- The Washington Times - Friday, May 8, 2015

The eight women who remained in the first gender-integrated class of Army Ranger training will not move onto the next round of training, Fort Benning announced on Friday.

That means all 19 women who began the training in April have washed out in the first phase.

The eight women, together with 101 men who washed out of the Darby phase, will retry the first part of the Army’s most elite training course beginning May 14, the release said.

“I had the opportunity to visit the Ranger students yesterday and was impressed that whether going forward to the mountains or recycling the Darby phase they were motivated to continue training and focused on successfully completing the Ranger Course,” said Maj. Gen. Scott Miller, commanding general of the Maneuver Center of Excellence. “They’re a strong group of soldiers, who are working their way through the U.S. Army’s most physically and mentally demanding course.”

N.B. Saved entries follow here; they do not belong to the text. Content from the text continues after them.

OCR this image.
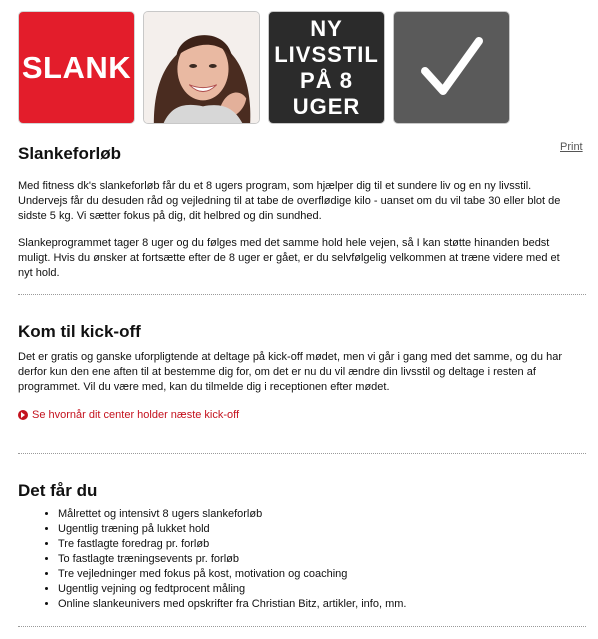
SLANK
NY LIVSSTIL
PÅ 8 UGER
Print
Slankeforløb

Med fitness dk's slankeforløb får du et 8 ugers program, som hjælper dig til et sundere liv og en ny livsstil. Undervejs får du desuden råd og vejledning til at tabe de overflødige kilo - uanset om du vil tabe 30 eller blot de sidste 5 kg. Vi sætter fokus på dig, dit helbred og din sundhed.

Slankeprogrammet tager 8 uger og du følges med det samme hold hele vejen, så I kan støtte hinanden bedst muligt. Hvis du ønsker at fortsætte efter de 8 uger er gået, er du selvfølgelig velkommen at træne videre med et nyt hold.

Kom til kick-off

Det er gratis og ganske uforpligtende at deltage på kick-off mødet, men vi går i gang med det samme, og du har derfor kun den ene aften til at bestemme dig for, om det er nu du vil ændre din livsstil og deltage i resten af programmet. Vil du være med, kan du tilmelde dig i receptionen efter mødet.

Se hvornår dit center holder næste kick-off
Det får du
• Målrettet og intensivt 8 ugers slankeforløb
• Ugentlig træning på lukket hold
• Tre fastlagte foredrag pr. forløb
• To fastlagte træningsevents pr. forløb
• Tre vejledninger med fokus på kost, motivation og coaching
• Ugentlig vejning og fedtprocent måling
• Online slankeunivers med opskrifter fra Christian Bitz, artikler, info, mm.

Thirty-five male soldiers failed to meet the standards of Ranger school and will not attempt the course again, the release said.

About 15 percent of soldiers repeat the first phase, called Darby phase, however, about 75 percent of those who make it through the first week of the program will eventually pass the Darby phase and move onto the mountains, according to the Airborne and Ranger Training Brigade’s website.

About 37 percent of all students recycle at least one phase of Ranger training, the site said.

Only 115 soldiers of the 400 who attempted the training will be moving onto the mountain phase of the training beginning on Saturday.

Nineteen women and 381 men began the first integrated Ranger Course in April. Three women and 78 men washed out after the first day’s physical assessment consisting of 49 pushups, 59 situps, a 5-mile run in under 40 minutes and 6 chin-ups.

Following that, soldiers must complete a land navigation test, a swim test and a 12-mile foot march with a 35-pound rucksack in under three hours. Eight women and a 119 men failed to complete this portion of the course.